The first step in an organ harvest is to determine that the donor patient is truly dead. The medical community defines death in a number of ways; in order to donate organs, someone must be brain dead. This means that there is no brain activity and no hope of recovery, but the patient's heart is still beating and the patient is still breathing with the assistance of a ventilator. A series of tests are conducted to confirm brain death, ensuring that the patient is truly, irrevocably dead. This can be traumatic, as the patient appears to be alive, but he or she is not; sometimes hospital staff must actually use extreme measures to keep the patient “alive” so that the organs will continue to be viable.
Originally posted by VneZonyDostupa
Why does it shock you that there is blood involved in organ harvesting? For someone who claims to work in a hospital, you seem awfully naive.
Originally posted by Blanca Rose
It doesn't shock me.

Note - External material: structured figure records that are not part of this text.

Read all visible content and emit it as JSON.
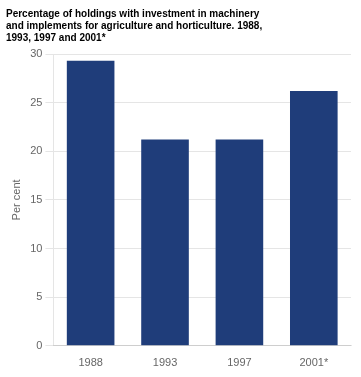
{
  "chart_data": {
    "type": "bar",
    "title": "Percentage of holdings with investment in machinery\nand implements for agriculture and horticulture. 1988,\n1993, 1997 and 2001*",
    "ylabel": "Per cent",
    "categories": [
      "1988",
      "1993",
      "1997",
      "2001*"
    ],
    "values": [
      29.3,
      21.2,
      21.2,
      26.2
    ],
    "color": "#1f3d7a",
    "ylim": [
      0,
      30
    ],
    "yticks": [
      0,
      5,
      10,
      15,
      20,
      25,
      30
    ],
    "grid": true
  }
}
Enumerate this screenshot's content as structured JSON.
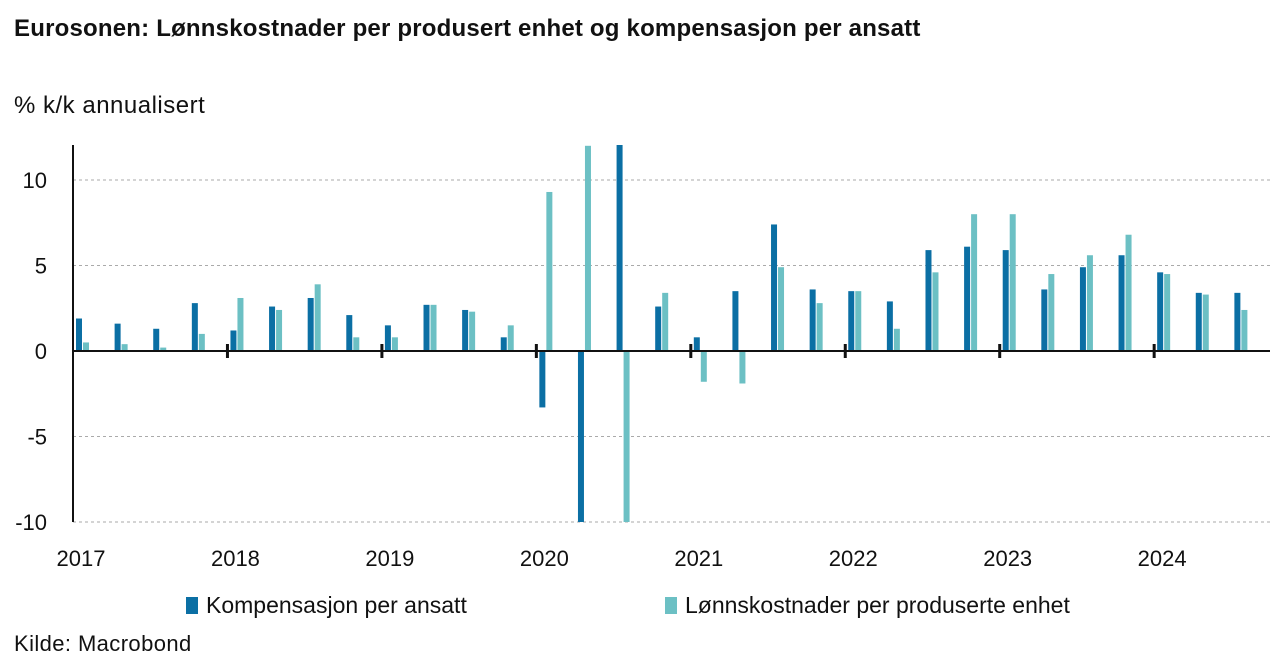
{
  "header": {
    "title": "Eurosonen: Lønnskostnader per produsert enhet og kompensasjon per ansatt",
    "subtitle": "% k/k annualisert"
  },
  "source": "Kilde: Macrobond",
  "colors": {
    "series1": "#0b6fa4",
    "series2": "#6cc0c4",
    "grid": "#aaaaaa",
    "axis": "#111111"
  },
  "chart_data": {
    "type": "bar",
    "ylim": [
      -10,
      12
    ],
    "yticks": [
      10,
      5,
      0,
      -5,
      -10
    ],
    "grid": true,
    "legend_position": "bottom",
    "x_tick_labels": [
      "2017",
      "2018",
      "2019",
      "2020",
      "2021",
      "2022",
      "2023",
      "2024"
    ],
    "categories": [
      "2017 K1",
      "2017 K2",
      "2017 K3",
      "2017 K4",
      "2018 K1",
      "2018 K2",
      "2018 K3",
      "2018 K4",
      "2019 K1",
      "2019 K2",
      "2019 K3",
      "2019 K4",
      "2020 K1",
      "2020 K2",
      "2020 K3",
      "2020 K4",
      "2021 K1",
      "2021 K2",
      "2021 K3",
      "2021 K4",
      "2022 K1",
      "2022 K2",
      "2022 K3",
      "2022 K4",
      "2023 K1",
      "2023 K2",
      "2023 K3",
      "2023 K4",
      "2024 K1",
      "2024 K2",
      "2024 K3"
    ],
    "series": [
      {
        "name": "Kompensasjon per ansatt",
        "values": [
          1.9,
          1.6,
          1.3,
          2.8,
          1.2,
          2.6,
          3.1,
          2.1,
          1.5,
          2.7,
          2.4,
          0.8,
          -3.3,
          -10.2,
          12.1,
          2.6,
          0.8,
          3.5,
          7.4,
          3.6,
          3.5,
          2.9,
          5.9,
          6.1,
          5.9,
          3.6,
          4.9,
          5.6,
          4.6,
          3.4,
          3.4
        ]
      },
      {
        "name": "Lønnskostnader per produserte enhet",
        "values": [
          0.5,
          0.4,
          0.2,
          1.0,
          3.1,
          2.4,
          3.9,
          0.8,
          0.8,
          2.7,
          2.3,
          1.5,
          9.3,
          12.0,
          -10.2,
          3.4,
          -1.8,
          -1.9,
          4.9,
          2.8,
          3.5,
          1.3,
          4.6,
          8.0,
          8.0,
          4.5,
          5.6,
          6.8,
          4.5,
          3.3,
          2.4
        ]
      }
    ]
  }
}
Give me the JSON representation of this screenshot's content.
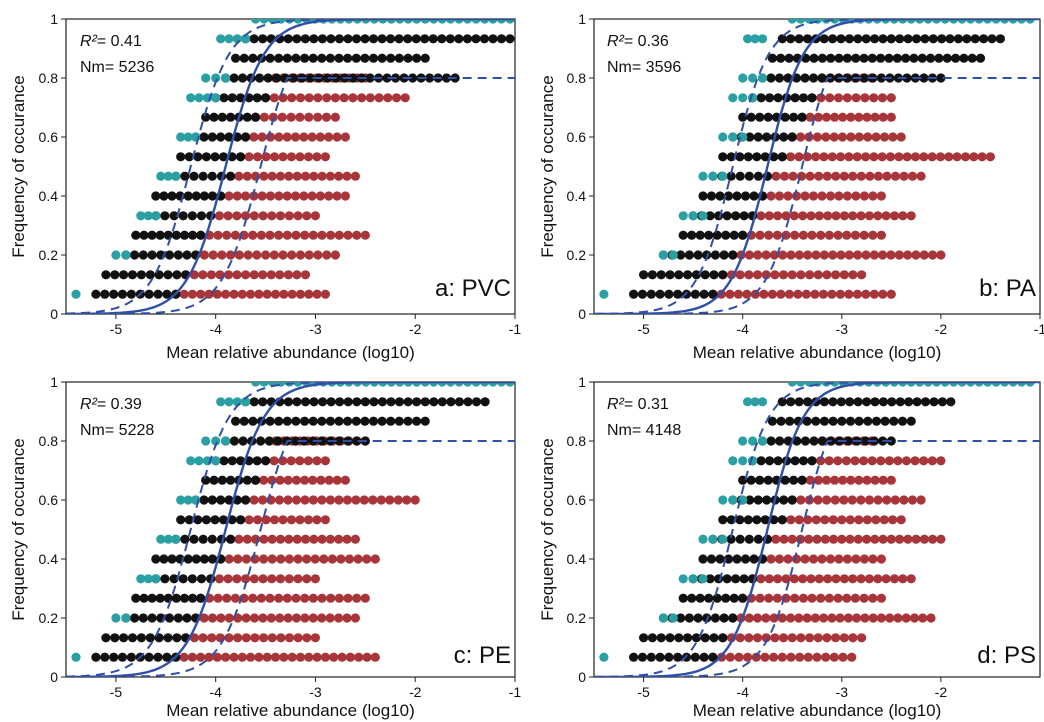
{
  "colors": {
    "common": "#2aa0a4",
    "core": "#111111",
    "rare": "#a8353a",
    "fit": "#2f4fa8",
    "axis": "#222222"
  },
  "chart_data": [
    {
      "type": "scatter",
      "panel_label": "a: PVC",
      "r2_label": "R²= 0.41",
      "r2_symbol": "R²",
      "r2_value": "= 0.41",
      "nm_label": "Nm= 5236",
      "xlabel": "Mean relative abundance (log10)",
      "ylabel": "Frequency of occurance",
      "xlim": [
        -5.5,
        -1
      ],
      "ylim": [
        0,
        1
      ],
      "xticks": [
        "-5",
        "-4",
        "-3",
        "-2",
        "-1"
      ],
      "xtick_values": [
        -5,
        -4,
        -3,
        -2,
        -1
      ],
      "yticks": [
        "0",
        "0.2",
        "0.4",
        "0.6",
        "0.8",
        "1"
      ],
      "ytick_values": [
        0,
        0.2,
        0.4,
        0.6,
        0.8,
        1
      ],
      "fit": {
        "center": -3.9,
        "slope": 5.2,
        "upper_offset": 0.35,
        "lower_offset": -0.35,
        "dashed_at": 0.8
      },
      "series": [
        {
          "color_key": "common",
          "rows": [
            [
              0.067,
              -5.4,
              -5.4
            ],
            [
              0.2,
              -5.0,
              -4.9
            ],
            [
              0.333,
              -4.75,
              -4.6
            ],
            [
              0.467,
              -4.55,
              -4.4
            ],
            [
              0.6,
              -4.35,
              -4.2
            ],
            [
              0.733,
              -4.25,
              -4.0
            ],
            [
              0.8,
              -4.1,
              -3.9
            ],
            [
              0.933,
              -3.95,
              -3.7
            ],
            [
              1.0,
              -3.6,
              -1.05
            ]
          ]
        },
        {
          "color_key": "core",
          "rows": [
            [
              0.067,
              -5.2,
              -4.4
            ],
            [
              0.133,
              -5.1,
              -4.3
            ],
            [
              0.2,
              -4.9,
              -4.2
            ],
            [
              0.267,
              -4.8,
              -4.15
            ],
            [
              0.333,
              -4.6,
              -4.05
            ],
            [
              0.4,
              -4.6,
              -3.95
            ],
            [
              0.467,
              -4.4,
              -3.85
            ],
            [
              0.533,
              -4.35,
              -3.75
            ],
            [
              0.6,
              -4.2,
              -3.7
            ],
            [
              0.667,
              -4.1,
              -3.6
            ],
            [
              0.733,
              -4.0,
              -3.5
            ],
            [
              0.8,
              -3.9,
              -1.6
            ],
            [
              0.867,
              -3.8,
              -1.9
            ],
            [
              0.933,
              -3.7,
              -1.05
            ]
          ]
        },
        {
          "color_key": "rare",
          "rows": [
            [
              0.067,
              -4.4,
              -2.9
            ],
            [
              0.133,
              -4.3,
              -3.1
            ],
            [
              0.2,
              -4.2,
              -2.8
            ],
            [
              0.267,
              -4.15,
              -2.5
            ],
            [
              0.333,
              -4.05,
              -3.0
            ],
            [
              0.4,
              -3.95,
              -2.7
            ],
            [
              0.467,
              -3.85,
              -2.6
            ],
            [
              0.533,
              -3.75,
              -2.9
            ],
            [
              0.6,
              -3.7,
              -2.7
            ],
            [
              0.667,
              -3.6,
              -2.8
            ],
            [
              0.733,
              -3.5,
              -2.1
            ],
            [
              0.8,
              -3.4,
              -2.5
            ]
          ]
        }
      ]
    },
    {
      "type": "scatter",
      "panel_label": "b: PA",
      "r2_label": "R²= 0.36",
      "r2_symbol": "R²",
      "r2_value": "= 0.36",
      "nm_label": "Nm= 3596",
      "xlabel": "Mean relative abundance (log10)",
      "ylabel": "Frequency of occurance",
      "xlim": [
        -5.5,
        -1
      ],
      "ylim": [
        0,
        1
      ],
      "xticks": [
        "-5",
        "-4",
        "-3",
        "-2",
        "-1"
      ],
      "xtick_values": [
        -5,
        -4,
        -3,
        -2,
        -1
      ],
      "yticks": [
        "0",
        "0.2",
        "0.4",
        "0.6",
        "0.8",
        "1"
      ],
      "ytick_values": [
        0,
        0.2,
        0.4,
        0.6,
        0.8,
        1
      ],
      "fit": {
        "center": -3.75,
        "slope": 5.5,
        "upper_offset": 0.35,
        "lower_offset": -0.35,
        "dashed_at": 0.8
      },
      "series": [
        {
          "color_key": "common",
          "rows": [
            [
              0.067,
              -5.4,
              -5.4
            ],
            [
              0.2,
              -4.8,
              -4.7
            ],
            [
              0.333,
              -4.6,
              -4.4
            ],
            [
              0.467,
              -4.4,
              -4.2
            ],
            [
              0.6,
              -4.2,
              -4.0
            ],
            [
              0.733,
              -4.1,
              -3.9
            ],
            [
              0.8,
              -4.0,
              -3.8
            ],
            [
              0.933,
              -3.95,
              -3.8
            ],
            [
              1.0,
              -3.5,
              -1.1
            ]
          ]
        },
        {
          "color_key": "core",
          "rows": [
            [
              0.067,
              -5.1,
              -4.3
            ],
            [
              0.133,
              -5.0,
              -4.2
            ],
            [
              0.2,
              -4.8,
              -4.1
            ],
            [
              0.267,
              -4.6,
              -4.0
            ],
            [
              0.333,
              -4.5,
              -3.9
            ],
            [
              0.4,
              -4.4,
              -3.8
            ],
            [
              0.467,
              -4.3,
              -3.75
            ],
            [
              0.533,
              -4.2,
              -3.6
            ],
            [
              0.6,
              -4.1,
              -3.5
            ],
            [
              0.667,
              -4.0,
              -3.4
            ],
            [
              0.733,
              -3.9,
              -3.3
            ],
            [
              0.8,
              -3.8,
              -2.0
            ],
            [
              0.867,
              -3.7,
              -1.6
            ],
            [
              0.933,
              -3.6,
              -1.4
            ]
          ]
        },
        {
          "color_key": "rare",
          "rows": [
            [
              0.067,
              -4.3,
              -2.5
            ],
            [
              0.133,
              -4.2,
              -2.8
            ],
            [
              0.2,
              -4.1,
              -2.0
            ],
            [
              0.267,
              -4.0,
              -2.6
            ],
            [
              0.333,
              -3.9,
              -2.3
            ],
            [
              0.4,
              -3.8,
              -2.6
            ],
            [
              0.467,
              -3.75,
              -2.2
            ],
            [
              0.533,
              -3.6,
              -1.5
            ],
            [
              0.6,
              -3.5,
              -2.4
            ],
            [
              0.667,
              -3.4,
              -2.5
            ],
            [
              0.733,
              -3.3,
              -2.5
            ],
            [
              0.8,
              -3.2,
              -2.7
            ]
          ]
        }
      ]
    },
    {
      "type": "scatter",
      "panel_label": "c: PE",
      "r2_label": "R²= 0.39",
      "r2_symbol": "R²",
      "r2_value": "= 0.39",
      "nm_label": "Nm= 5228",
      "xlabel": "Mean relative abundance (log10)",
      "ylabel": "Frequency of occurance",
      "xlim": [
        -5.5,
        -1
      ],
      "ylim": [
        0,
        1
      ],
      "xticks": [
        "-5",
        "-4",
        "-3",
        "-2",
        "-1"
      ],
      "xtick_values": [
        -5,
        -4,
        -3,
        -2,
        -1
      ],
      "yticks": [
        "0",
        "0.2",
        "0.4",
        "0.6",
        "0.8",
        "1"
      ],
      "ytick_values": [
        0,
        0.2,
        0.4,
        0.6,
        0.8,
        1
      ],
      "fit": {
        "center": -3.9,
        "slope": 5.2,
        "upper_offset": 0.35,
        "lower_offset": -0.35,
        "dashed_at": 0.8
      },
      "series": [
        {
          "color_key": "common",
          "rows": [
            [
              0.067,
              -5.4,
              -5.4
            ],
            [
              0.2,
              -5.0,
              -4.9
            ],
            [
              0.333,
              -4.75,
              -4.6
            ],
            [
              0.467,
              -4.55,
              -4.4
            ],
            [
              0.6,
              -4.35,
              -4.2
            ],
            [
              0.733,
              -4.25,
              -4.0
            ],
            [
              0.8,
              -4.1,
              -3.9
            ],
            [
              0.933,
              -3.95,
              -3.7
            ],
            [
              1.0,
              -3.6,
              -1.05
            ]
          ]
        },
        {
          "color_key": "core",
          "rows": [
            [
              0.067,
              -5.2,
              -4.4
            ],
            [
              0.133,
              -5.1,
              -4.3
            ],
            [
              0.2,
              -4.9,
              -4.2
            ],
            [
              0.267,
              -4.8,
              -4.15
            ],
            [
              0.333,
              -4.6,
              -4.05
            ],
            [
              0.4,
              -4.6,
              -3.95
            ],
            [
              0.467,
              -4.4,
              -3.85
            ],
            [
              0.533,
              -4.35,
              -3.75
            ],
            [
              0.6,
              -4.2,
              -3.7
            ],
            [
              0.667,
              -4.1,
              -3.6
            ],
            [
              0.733,
              -4.0,
              -3.5
            ],
            [
              0.8,
              -3.9,
              -2.5
            ],
            [
              0.867,
              -3.8,
              -1.9
            ],
            [
              0.933,
              -3.7,
              -1.3
            ]
          ]
        },
        {
          "color_key": "rare",
          "rows": [
            [
              0.067,
              -4.4,
              -2.4
            ],
            [
              0.133,
              -4.3,
              -3.0
            ],
            [
              0.2,
              -4.2,
              -2.6
            ],
            [
              0.267,
              -4.15,
              -2.5
            ],
            [
              0.333,
              -4.05,
              -3.0
            ],
            [
              0.4,
              -3.95,
              -2.4
            ],
            [
              0.467,
              -3.85,
              -2.6
            ],
            [
              0.533,
              -3.75,
              -2.9
            ],
            [
              0.6,
              -3.7,
              -2.0
            ],
            [
              0.667,
              -3.6,
              -2.7
            ],
            [
              0.733,
              -3.5,
              -2.9
            ],
            [
              0.8,
              -3.4,
              -2.5
            ]
          ]
        }
      ]
    },
    {
      "type": "scatter",
      "panel_label": "d: PS",
      "r2_label": "R²= 0.31",
      "r2_symbol": "R²",
      "r2_value": "= 0.31",
      "nm_label": "Nm= 4148",
      "xlabel": "Mean relative abundance (log10)",
      "ylabel": "Frequency of occurance",
      "xlim": [
        -5.5,
        -1
      ],
      "ylim": [
        0,
        1
      ],
      "xticks": [
        "-5",
        "-4",
        "-3",
        "-2"
      ],
      "xtick_values": [
        -5,
        -4,
        -3,
        -2
      ],
      "yticks": [
        "0",
        "0.2",
        "0.4",
        "0.6",
        "0.8",
        "1"
      ],
      "ytick_values": [
        0,
        0.2,
        0.4,
        0.6,
        0.8,
        1
      ],
      "fit": {
        "center": -3.75,
        "slope": 5.5,
        "upper_offset": 0.35,
        "lower_offset": -0.35,
        "dashed_at": 0.8
      },
      "series": [
        {
          "color_key": "common",
          "rows": [
            [
              0.067,
              -5.4,
              -5.4
            ],
            [
              0.2,
              -4.8,
              -4.7
            ],
            [
              0.333,
              -4.6,
              -4.4
            ],
            [
              0.467,
              -4.4,
              -4.2
            ],
            [
              0.6,
              -4.2,
              -4.0
            ],
            [
              0.733,
              -4.1,
              -3.9
            ],
            [
              0.8,
              -4.0,
              -3.8
            ],
            [
              0.933,
              -3.95,
              -3.8
            ],
            [
              1.0,
              -3.5,
              -1.1
            ]
          ]
        },
        {
          "color_key": "core",
          "rows": [
            [
              0.067,
              -5.1,
              -4.3
            ],
            [
              0.133,
              -5.0,
              -4.2
            ],
            [
              0.2,
              -4.8,
              -4.1
            ],
            [
              0.267,
              -4.6,
              -4.0
            ],
            [
              0.333,
              -4.5,
              -3.9
            ],
            [
              0.4,
              -4.4,
              -3.8
            ],
            [
              0.467,
              -4.3,
              -3.75
            ],
            [
              0.533,
              -4.2,
              -3.6
            ],
            [
              0.6,
              -4.1,
              -3.5
            ],
            [
              0.667,
              -4.0,
              -3.4
            ],
            [
              0.733,
              -3.9,
              -3.3
            ],
            [
              0.8,
              -3.8,
              -2.5
            ],
            [
              0.867,
              -3.7,
              -2.3
            ],
            [
              0.933,
              -3.6,
              -1.9
            ]
          ]
        },
        {
          "color_key": "rare",
          "rows": [
            [
              0.067,
              -4.3,
              -2.9
            ],
            [
              0.133,
              -4.2,
              -2.8
            ],
            [
              0.2,
              -4.1,
              -2.1
            ],
            [
              0.267,
              -4.0,
              -2.6
            ],
            [
              0.333,
              -3.9,
              -2.3
            ],
            [
              0.4,
              -3.8,
              -2.6
            ],
            [
              0.467,
              -3.75,
              -2.0
            ],
            [
              0.533,
              -3.6,
              -2.4
            ],
            [
              0.6,
              -3.5,
              -2.2
            ],
            [
              0.667,
              -3.4,
              -2.5
            ],
            [
              0.733,
              -3.3,
              -2.0
            ],
            [
              0.8,
              -3.2,
              -2.7
            ]
          ]
        }
      ]
    }
  ]
}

People are under the assumption that they may just donate their eyes, or their liver, when in actuality, they are stripped of anything that can be harvested.
A whole team comes in to do this, not just one or two people,
and the way it was described to me, not always is brain death confirmed before this is actually done.
As I stated in an earlier post, where I linked to how this is done, that is the toned down version. So, no, to answer your question, I am not shocked about there being blood, and never said I was. I stated I was given the bloody version of how this happens.
The article is about how much your organs are worth, not just the proceedure, which in my opinion, is sped up, if a lot of useful material can be had, for money to be made off of.